Wednesday, January 26, 2011

LINQ to SQL and Memory Leaks

This happened when I parsed several gigabytes of HTML pages. I've noticed that program's process ate my memory tragically - over 1 GB in 5-10 minutes.

The first thing I thought was memory leaks in HtmlAgilityPack, that I heard being updated not very often. But removing it was not successful. After several minutes of removing all components I figured out that the reason is LINQ to SQL. My code like the following:

var dcTableOne = new TableOneDataContext(_connectionString);
while (true)
{
    var row = new TableOne() { Status = 0, Name = stringToSave };
    dc.TableOnes.InsertOnSubmit(row);
    dc.SubmitChanges();
}

Besides of that I had notice that Entity Framework v4 has memory leaks too. The only method that woks fine was direct SQL executing - via SqlCommand.ExecuteNonQuery or via the same but over LINQ to SQL:

dcTableOne.ExecuteCommand("INSERT INTO TableOne(Status,Name) VALUES({0},{1})", 0, stringToSave);

After minutes of googling the reason was found.
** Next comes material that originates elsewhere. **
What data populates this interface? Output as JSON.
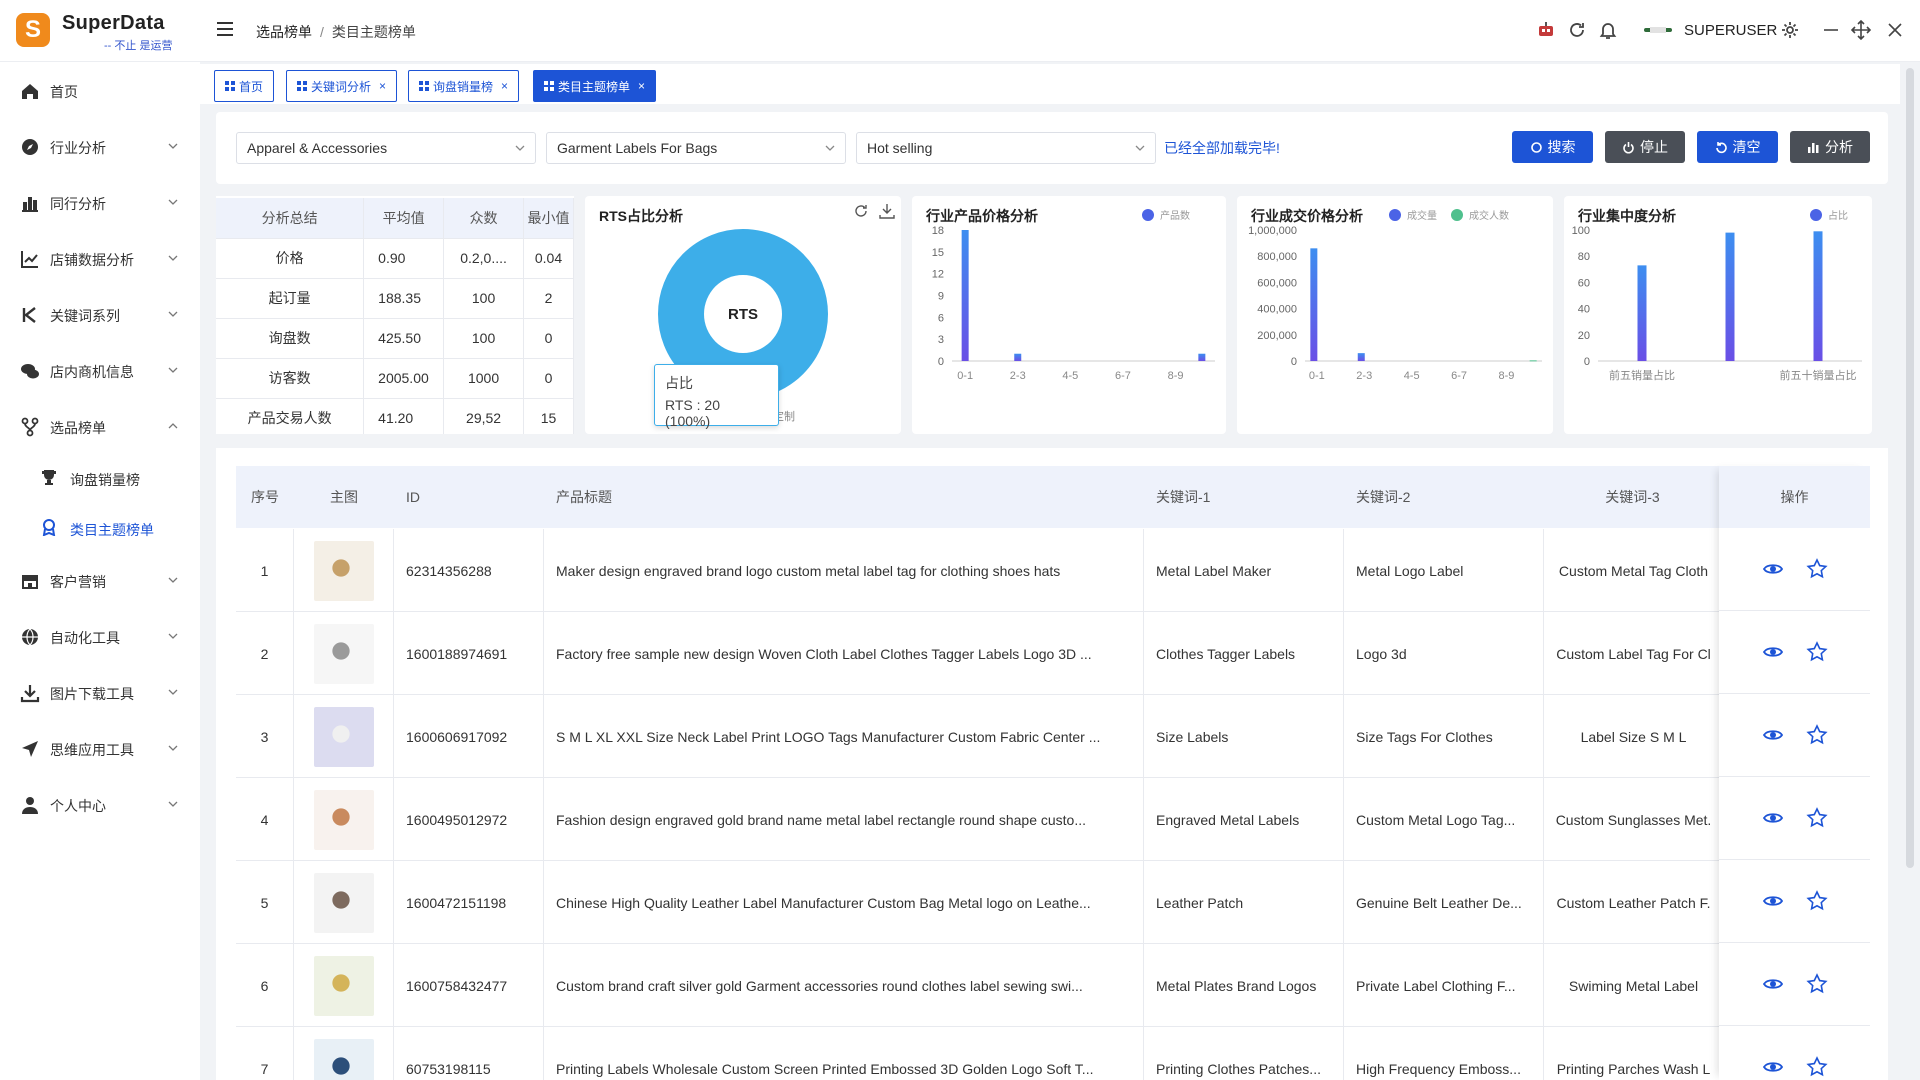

LINQ to SQL (and EF) has the feature, that tracks all objects that passed through it. And what I needed to do is turn it off. But it's caused my code to fail on inserts. So, I wend in further searches. They said me that DataContext object was designed for short lifetime and then has to be used in such way:

while (true)
{
    using (var dc = new TableOneDataContext(_connectionString))
    {
        var row = new TableOne() { Status = 0, Name = stringToSave };
        dc.TableOnes.InsertOnSubmit(row);
        dc.SubmitChanges();
    }
}

That fixed my problems, but after a moment of working on my project I got similar problem: I required to read big array of data from database, and it couldn't be solved with the method mentioned above by the technical reason - I had to read all data sequentially. Turning tracking off was the right decision:

dcTableOne.ObjectTrackingEnabled = false;
foreach (var elem in dcTableOne.TableOnes)
{
    // working with elem
}